The E-series prostaglandins (PGEs) are complex lipid regulators of B lymphocyte function. They inhibit the growth of certain B lymphoma lines. We report that heterogeneity with respect to PGE-induced growth inhibition correlates with the maturation state of the B cell lines. Specifically, the pre-B cell line 70Z/3 and the immature lymphoma CH31 are extremely sensitive to PGE2. To a lesser degree, other immature lymphomas (CH33, ECH408.1 and WEHI-231) are sensitive to PGE2. More mature lymphomas (BAL-17, CH12 and CH27) and fully differentiated myelomas (J558 and MOPC-315) are insensitive to PGE2. It is unknown what subtype of PGE receptor(s) (EPs) are expressed by B lymphocytes. It is also unknown if modulation of EP receptor expression could account for the differences in the sensitivity of these B cell lines to PGE2. To investigate these issues, reverse transcriptase polymerase chain reaction, Northern blot and DNA sequencing analyses were employed to obtain a definitive EP receptor subtype profile for these B cell lines, and for normal splenic B lymphocytes. Both normal and transformed B lymphocytes express mRNA encoding EP1, EP3beta and EP4 subtypes of PGE receptors. The B lineage cells do not express EP3alpha nor EP3gamma mRNA. The B cell lines are clonal, indicating that EP1, EP3beta and EP4 mRNA are coexpressed. Surprisingly, quantitative differences in basal EP1, EP3beta and EP4 expression were not observed between B cell lines despite their differing susceptibilities to PGE-induced growth inhibition. Conversely, the polyclonal activator LPS selectively upregulates EP4 mRNA expression in the mature B cell line CH12, but not in the LPS-sensitive pre-B cell line, 70Z/3. The activator LPS does not affect EP1 nor EP3beta mRNA expression. Treatment with dbcAMP, an analog of cAMP, mimics PGE-induced growth inhibition indicating that Gs-coupled EP2 and/or EP4 receptors mediate this inhibitory signal. Indeed, EP2 agonists mimic PGE2-induced growth inhibition unlike IP, EP1 and EP3-selective agonists. These data indicate that EP2 receptors are sufficient for mediating PGE-induced growth inhibition of susceptible B lineage cells.

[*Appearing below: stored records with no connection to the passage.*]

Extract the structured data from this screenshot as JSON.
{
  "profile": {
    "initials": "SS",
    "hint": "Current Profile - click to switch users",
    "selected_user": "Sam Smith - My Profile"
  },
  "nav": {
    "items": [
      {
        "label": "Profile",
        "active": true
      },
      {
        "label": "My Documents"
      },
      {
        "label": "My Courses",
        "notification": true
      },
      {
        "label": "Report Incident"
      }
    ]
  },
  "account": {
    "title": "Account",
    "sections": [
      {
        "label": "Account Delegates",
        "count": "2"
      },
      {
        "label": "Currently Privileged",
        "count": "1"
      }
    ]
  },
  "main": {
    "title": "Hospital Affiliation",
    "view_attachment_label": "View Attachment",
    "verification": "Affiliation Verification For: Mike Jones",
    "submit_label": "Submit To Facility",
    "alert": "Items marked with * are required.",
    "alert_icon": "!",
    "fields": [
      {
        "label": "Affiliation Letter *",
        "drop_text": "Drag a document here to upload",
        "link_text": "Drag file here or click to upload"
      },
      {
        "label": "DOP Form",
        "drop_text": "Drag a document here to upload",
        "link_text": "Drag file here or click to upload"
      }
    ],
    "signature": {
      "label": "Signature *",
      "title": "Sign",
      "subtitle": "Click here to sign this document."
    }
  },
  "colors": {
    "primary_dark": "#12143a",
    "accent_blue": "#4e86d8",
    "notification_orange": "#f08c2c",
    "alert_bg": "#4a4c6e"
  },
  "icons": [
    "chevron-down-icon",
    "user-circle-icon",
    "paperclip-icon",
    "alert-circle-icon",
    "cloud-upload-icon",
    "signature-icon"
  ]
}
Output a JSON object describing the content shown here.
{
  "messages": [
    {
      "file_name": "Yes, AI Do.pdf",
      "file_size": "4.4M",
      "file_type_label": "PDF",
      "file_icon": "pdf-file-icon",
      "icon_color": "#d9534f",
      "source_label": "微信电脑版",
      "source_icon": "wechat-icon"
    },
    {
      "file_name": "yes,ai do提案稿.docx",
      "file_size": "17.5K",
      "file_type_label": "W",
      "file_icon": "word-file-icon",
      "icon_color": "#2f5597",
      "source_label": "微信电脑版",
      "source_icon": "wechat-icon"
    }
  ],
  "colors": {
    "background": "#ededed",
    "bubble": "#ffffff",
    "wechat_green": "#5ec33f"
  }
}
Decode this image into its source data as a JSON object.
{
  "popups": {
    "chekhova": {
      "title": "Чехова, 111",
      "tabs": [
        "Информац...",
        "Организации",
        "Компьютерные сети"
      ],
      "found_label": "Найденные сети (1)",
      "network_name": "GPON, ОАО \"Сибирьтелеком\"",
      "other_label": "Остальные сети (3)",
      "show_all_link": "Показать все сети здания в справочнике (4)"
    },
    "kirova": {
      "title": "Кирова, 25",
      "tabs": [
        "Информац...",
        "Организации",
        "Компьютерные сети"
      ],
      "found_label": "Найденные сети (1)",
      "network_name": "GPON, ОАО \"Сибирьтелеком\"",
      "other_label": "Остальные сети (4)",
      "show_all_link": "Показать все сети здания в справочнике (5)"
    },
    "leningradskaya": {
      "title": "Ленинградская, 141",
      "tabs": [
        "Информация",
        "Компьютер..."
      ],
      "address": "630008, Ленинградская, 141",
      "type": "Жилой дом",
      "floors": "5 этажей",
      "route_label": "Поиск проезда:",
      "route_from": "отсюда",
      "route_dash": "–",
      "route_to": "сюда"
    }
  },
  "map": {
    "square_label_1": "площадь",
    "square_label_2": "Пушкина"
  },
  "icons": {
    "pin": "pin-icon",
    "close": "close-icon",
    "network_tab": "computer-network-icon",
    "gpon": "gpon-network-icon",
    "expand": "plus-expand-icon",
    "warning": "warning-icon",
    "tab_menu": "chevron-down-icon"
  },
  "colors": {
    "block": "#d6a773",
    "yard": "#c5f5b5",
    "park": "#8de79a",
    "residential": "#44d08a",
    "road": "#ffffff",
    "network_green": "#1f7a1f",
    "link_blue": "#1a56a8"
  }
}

E 系列前列腺素(PGEs)是 B 淋巴细胞功能的复杂脂质调节剂。它们抑制某些 B 淋巴瘤细胞系的生长。我们报告,PGE 诱导的生长抑制方面的异质性与 B 细胞系的成熟状态相关。具体而言,前 B 细胞系 70Z/3 和未成熟淋巴瘤 CH31 对 PGE2 极为敏感。其他未成熟淋巴瘤(CH33、ECH408.1 和 WEHI-231)对 PGE2 的敏感性较低。更成熟的淋巴瘤(BAL-17、CH12 和 CH27)以及完全分化的骨髓瘤(J558 和 MOPC-315)对 PGE2 不敏感。尚不清楚 B 淋巴细胞表达何种 PGE 受体(EP)亚型。也不清楚 EP 受体表达的调节是否可以解释这些 B 细胞系对 PGE2 敏感性的差异。为了研究这些问题,采用逆转录聚合酶链反应、Northern 印迹和 DNA 测序分析来获得这些 B 细胞系以及正常脾 B 淋巴细胞的明确 EP 受体亚型谱。正常和转化的 B 淋巴细胞均表达编码 PGE 受体 EP1、EP3β和 EP4 亚型的 mRNA。B 系细胞不表达 EP3α和 EP3γ mRNA。B 细胞系是克隆性的,表明 EP1、EP3β和 EP4 mRNA 共表达。令人惊讶的是,尽管 B 细胞系对 PGE 诱导的生长抑制敏感性不同,但未观察到它们之间基础 EP1、EP3β和 EP4 表达的定量差异。相反,多克隆激活剂脂多糖(LPS)选择性上调成熟 B 细胞系 CH12 中的 EP4 mRNA 表达,但在对 LPS 敏感的前 B 细胞系 70Z/3 中则不然。激活剂 LPS 不影响 EP1 和 EP3β mRNA 表达。用 cAMP 的类似物二丁酰环磷腺苷(dbcAMP)处理可模拟 PGE 诱导的生长抑制,表明与 Gs 偶联的 EP2 和/或 EP4 受体介导此抑制信号。实际上,与 IP、EP1 和 EP3 选择性激动剂不同,EP2 激动剂可模拟 PGE2 诱导的生长抑制。这些数据表明,EP2 受体足以介导 PGE 诱导的对易感 B 系细胞的生长抑制。